- Born: Wilfried Podriech April 12, 1939 Bremen, Germany
- Died: January 31, 1982 (aged 42) 2141 Powell Street, San Francisco, California, United States
- Style: collage

= Wilfried Sätty =

German graphic artist (1939–1982)

Wilfried Sätty (/de/; born Wilfried Podriech; April 12, 1939 – January 31, 1982) was a German graphic artist best known for his black and white collage art.

== Biography ==
Born in Bremen, Germany, Sätty lived through multiple Allied bombings of Germany during World War II. Sätty moved to San Francisco in 1965 where he got a job at Bay Area Rapid Transit as a draftsman.

He released two collage volumes, The Cosmic Bicycle (Straight Arrow Books, 1971) and Time Zone (Straight Arrow Books, 1973), as well as a number of other collections.

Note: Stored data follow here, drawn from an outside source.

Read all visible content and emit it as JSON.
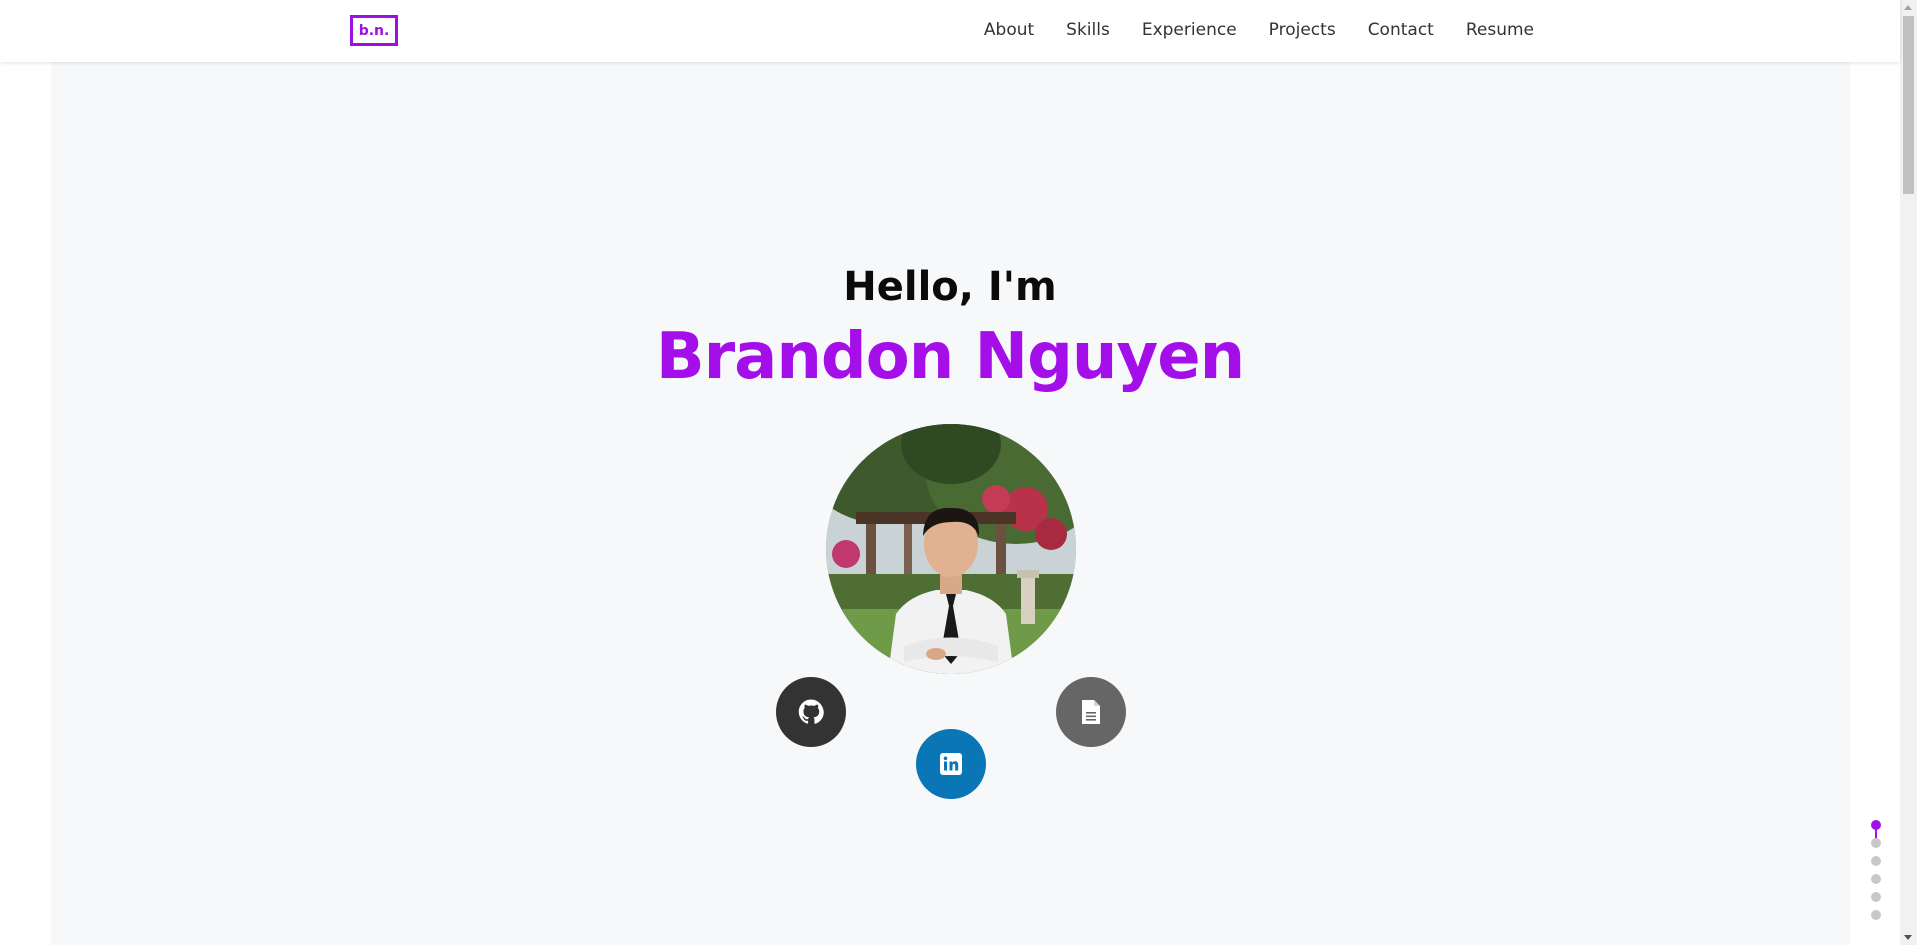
{
  "nav": {
    "logo_text": "b.n.",
    "links": [
      "About",
      "Skills",
      "Experience",
      "Projects",
      "Contact",
      "Resume"
    ]
  },
  "hero": {
    "greeting": "Hello, I'm",
    "name": "Brandon Nguyen"
  },
  "social": {
    "github_icon": "github-icon",
    "linkedin_icon": "linkedin-icon",
    "resume_icon": "document-icon"
  },
  "section_nav": {
    "count": 6,
    "active_index": 0
  },
  "colors": {
    "accent": "#a40ee8",
    "github_bg": "#333333",
    "linkedin_bg": "#0a76b5",
    "resume_bg": "#666666",
    "hero_bg": "#f7f8fa"
  }
}
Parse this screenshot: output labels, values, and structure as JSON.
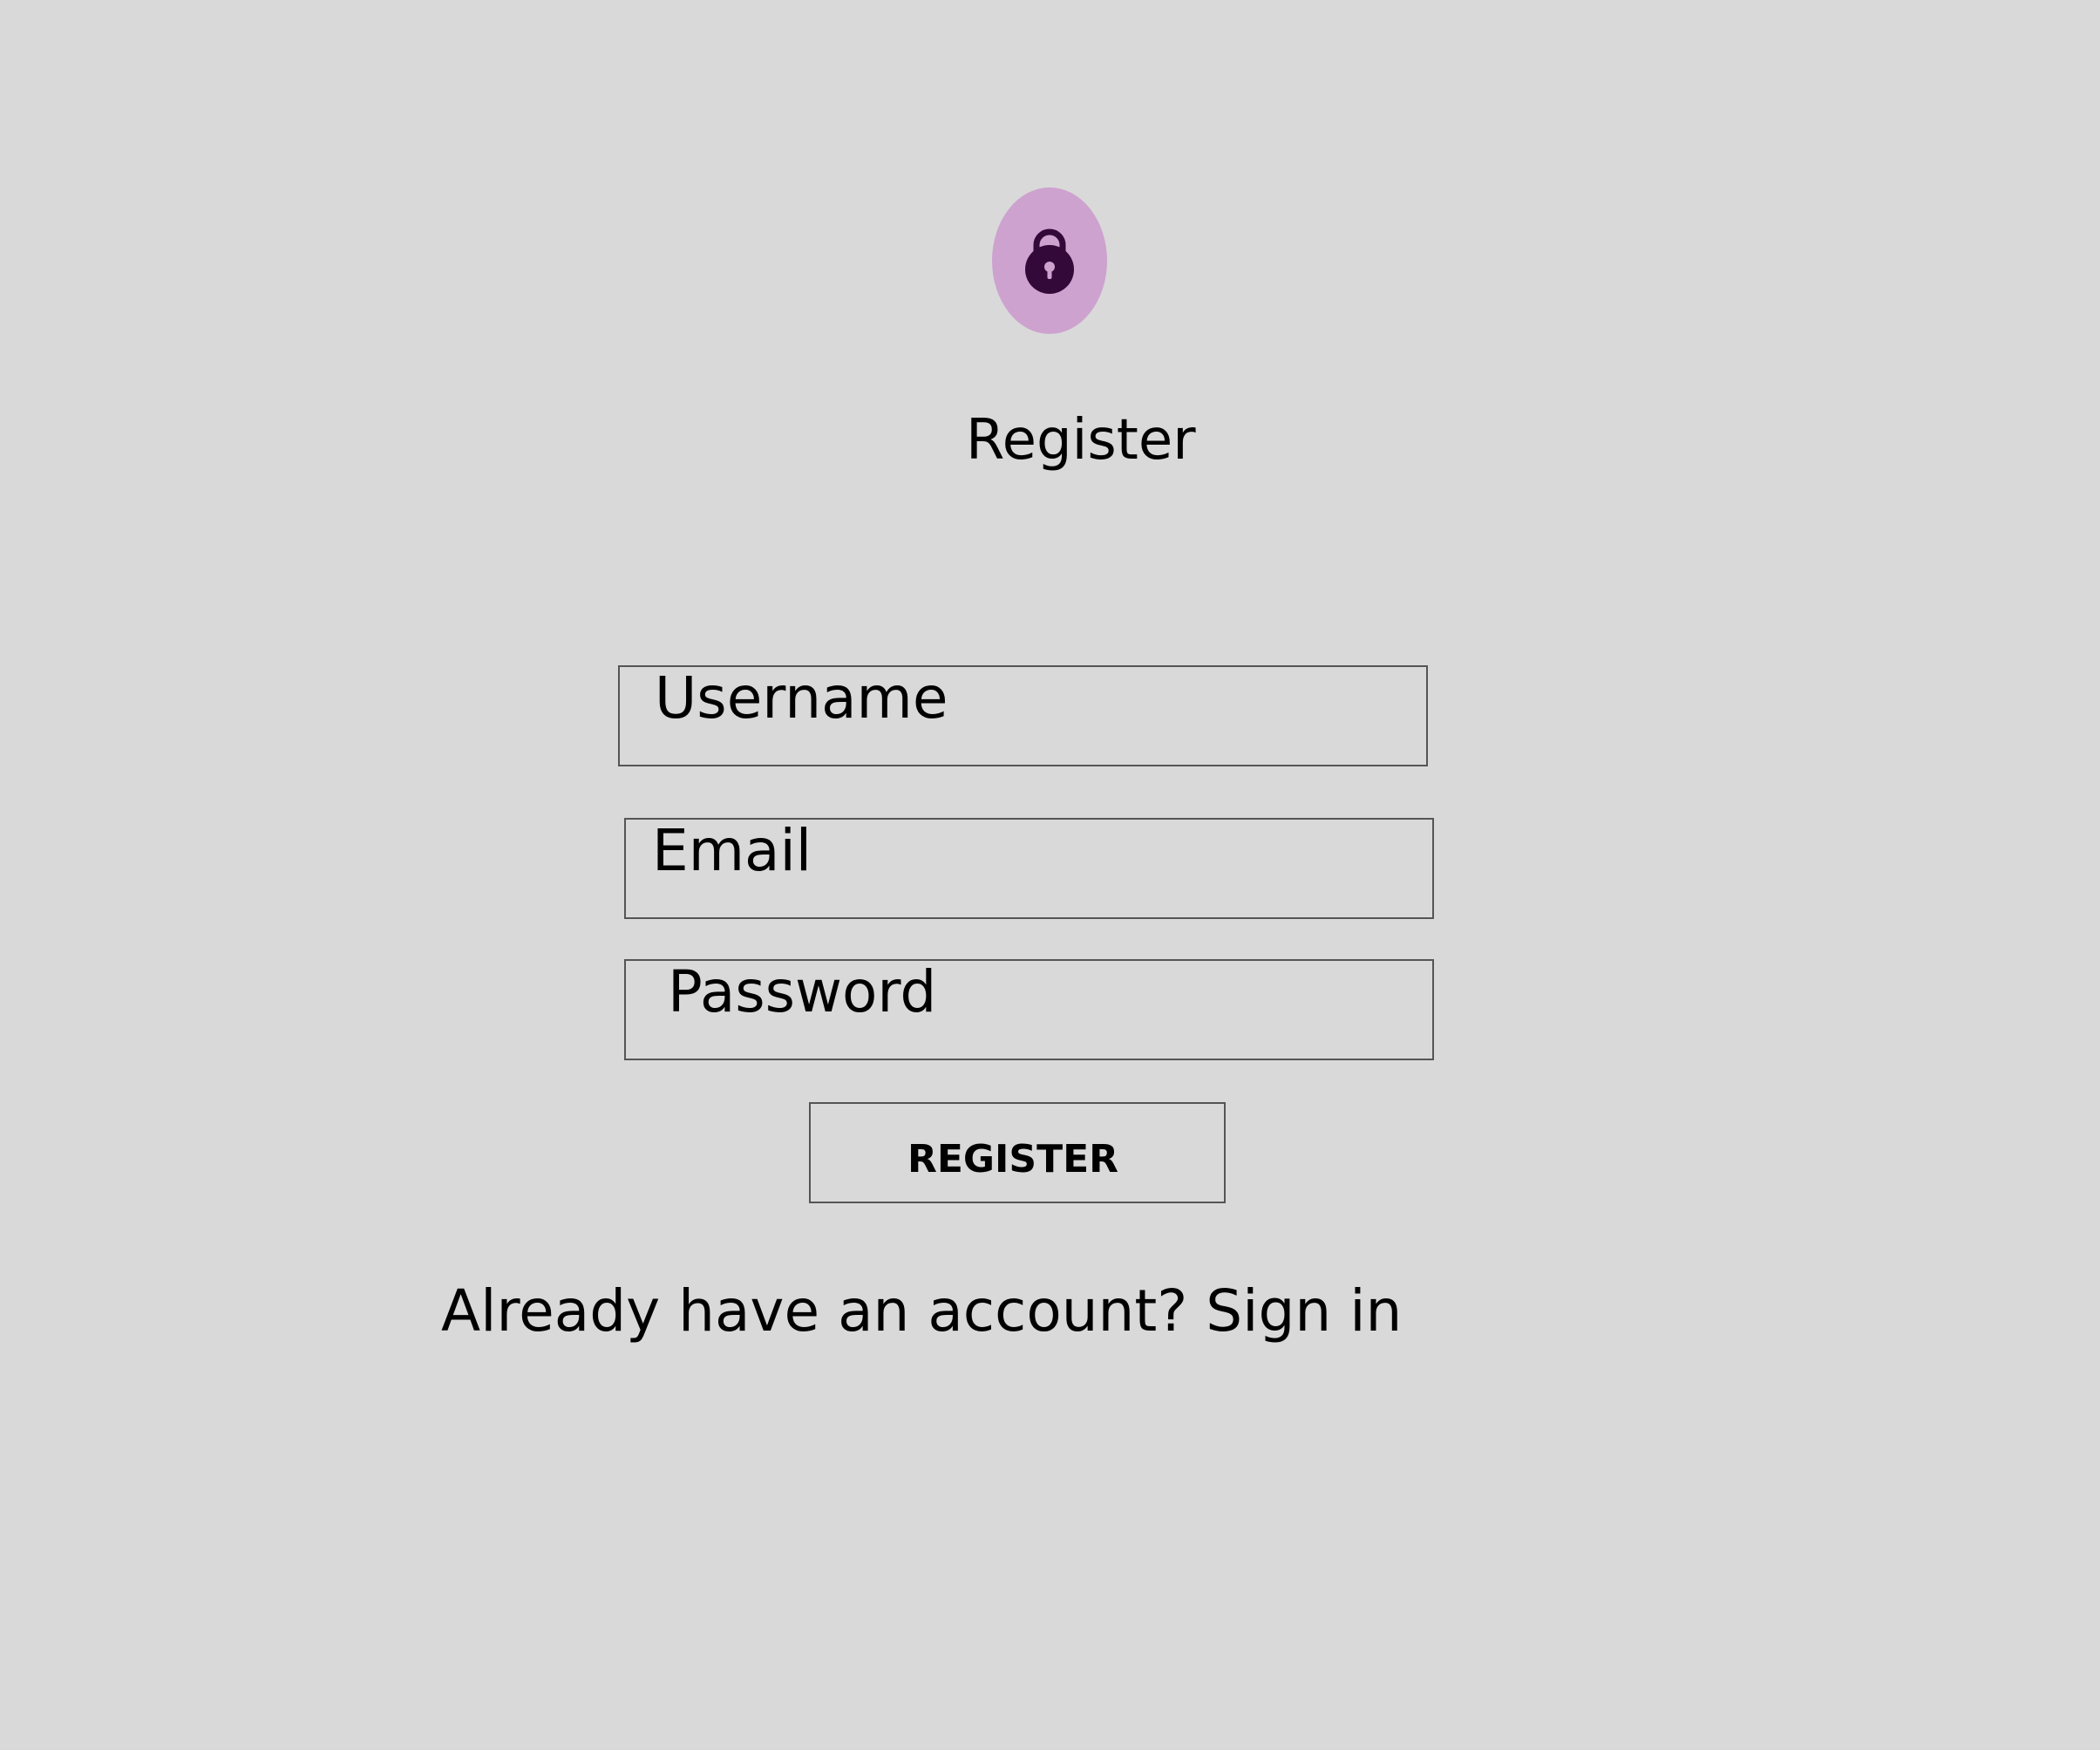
{
  "header": {
    "icon": "lock-icon",
    "avatar_color": "#cda2cf",
    "icon_color": "#33093a",
    "title": "Register"
  },
  "form": {
    "username_label": "Username",
    "email_label": "Email",
    "password_label": "Password",
    "submit_label": "REGISTER"
  },
  "footer": {
    "signin_text": "Already have an account? Sign in"
  }
}
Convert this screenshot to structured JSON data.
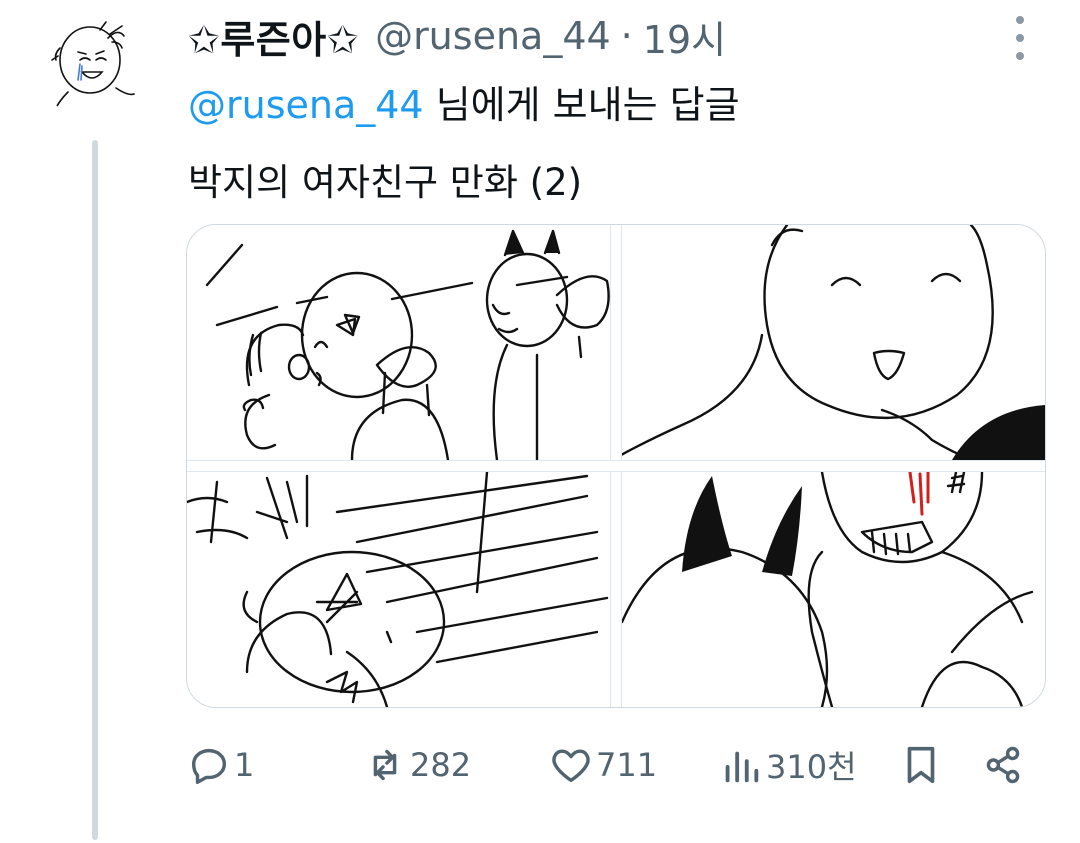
{
  "tweet": {
    "display_name": "✩루즌아✩",
    "handle": "@rusena_44",
    "separator": "·",
    "time": "19시",
    "reply_mention": "@rusena_44",
    "reply_suffix": " 님에게 보내는 답글",
    "text": "박지의 여자친구 만화 (2)"
  },
  "media": {
    "panels": [
      "panel-1",
      "panel-2",
      "panel-3",
      "panel-4"
    ],
    "panel_4_redline_color": "#d21f1f"
  },
  "actions": {
    "reply_count": "1",
    "repost_count": "282",
    "like_count": "711",
    "view_count": "310천"
  },
  "icons": {
    "reply": "speech-bubble-icon",
    "repost": "repost-arrows-icon",
    "like": "heart-icon",
    "views": "bar-chart-icon",
    "bookmark": "bookmark-icon",
    "share": "share-icon",
    "more": "more-vertical-icon"
  },
  "colors": {
    "mention": "#1d9bf0",
    "secondary_text": "#536471",
    "thread_line": "#cfd9de"
  }
}
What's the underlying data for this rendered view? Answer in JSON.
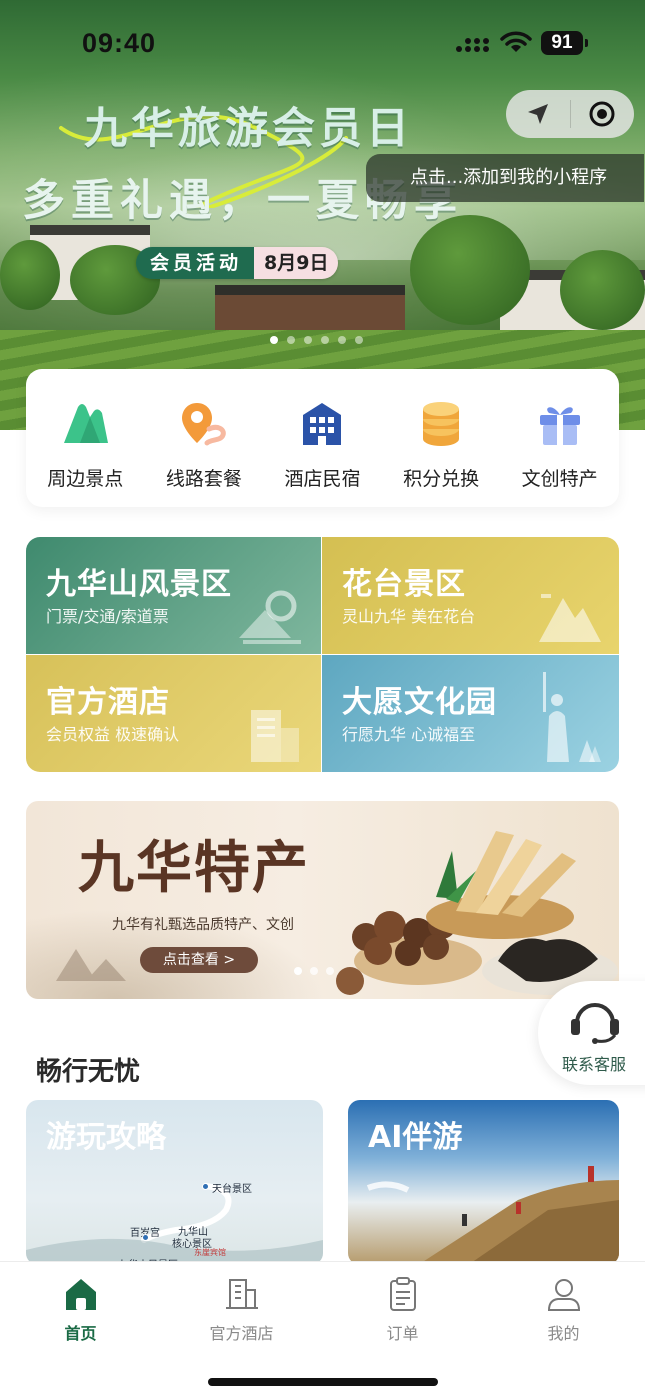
{
  "status_bar": {
    "time": "09:40",
    "battery": "91"
  },
  "hero": {
    "title": "九华旅游会员日",
    "subtitle": "多重礼遇，一夏畅享",
    "badge_label": "会员活动",
    "badge_date": "8月9日",
    "carousel_total": 6,
    "carousel_active": 1
  },
  "mini_program": {
    "tip": "点击...添加到我的小程序"
  },
  "quick_nav": [
    {
      "label": "周边景点",
      "icon": "mountain-icon"
    },
    {
      "label": "线路套餐",
      "icon": "route-pin-icon"
    },
    {
      "label": "酒店民宿",
      "icon": "hotel-icon"
    },
    {
      "label": "积分兑换",
      "icon": "coins-icon"
    },
    {
      "label": "文创特产",
      "icon": "gift-icon"
    }
  ],
  "feature_tiles": [
    {
      "title": "九华山风景区",
      "subtitle": "门票/交通/索道票"
    },
    {
      "title": "花台景区",
      "subtitle": "灵山九华  美在花台"
    },
    {
      "title": "官方酒店",
      "subtitle": "会员权益  极速确认"
    },
    {
      "title": "大愿文化园",
      "subtitle": "行愿九华  心诚福至"
    }
  ],
  "specialty_banner": {
    "title": "九华特产",
    "subtitle": "九华有礼甄选品质特产、文创",
    "button": "点击查看 >",
    "dots_total": 3,
    "dots_active": 1
  },
  "service": {
    "label": "联系客服"
  },
  "section": {
    "title": "畅行无忧",
    "cards": [
      {
        "title": "游玩攻略",
        "map_labels": [
          "天台景区",
          "百岁宫",
          "九华山",
          "核心景区",
          "东崖宾馆",
          "九华山风景区"
        ]
      },
      {
        "title": "AI伴游"
      }
    ]
  },
  "tabbar": [
    {
      "label": "首页",
      "icon": "home-icon",
      "active": true
    },
    {
      "label": "官方酒店",
      "icon": "building-icon",
      "active": false
    },
    {
      "label": "订单",
      "icon": "clipboard-icon",
      "active": false
    },
    {
      "label": "我的",
      "icon": "user-icon",
      "active": false
    }
  ],
  "colors": {
    "brand_green": "#1a6a45",
    "tab_inactive": "#8a8a8a"
  }
}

He died in 1982 from "a fall from a ladder while inebriated." Sätty's final work was published in 2007 by the recipient of his estate, architect and art historian Walter Medeiros, as Visions of Frisco: an Imaginative Depiction of San Francisco during the Gold Rush & the Barbary Coast Era.

His works have been exhibited at the San Francisco Museum of Modern Art, the Museum of Modern Art, the Museum of Fine Arts, Boston, and the National Museum, Warsaw.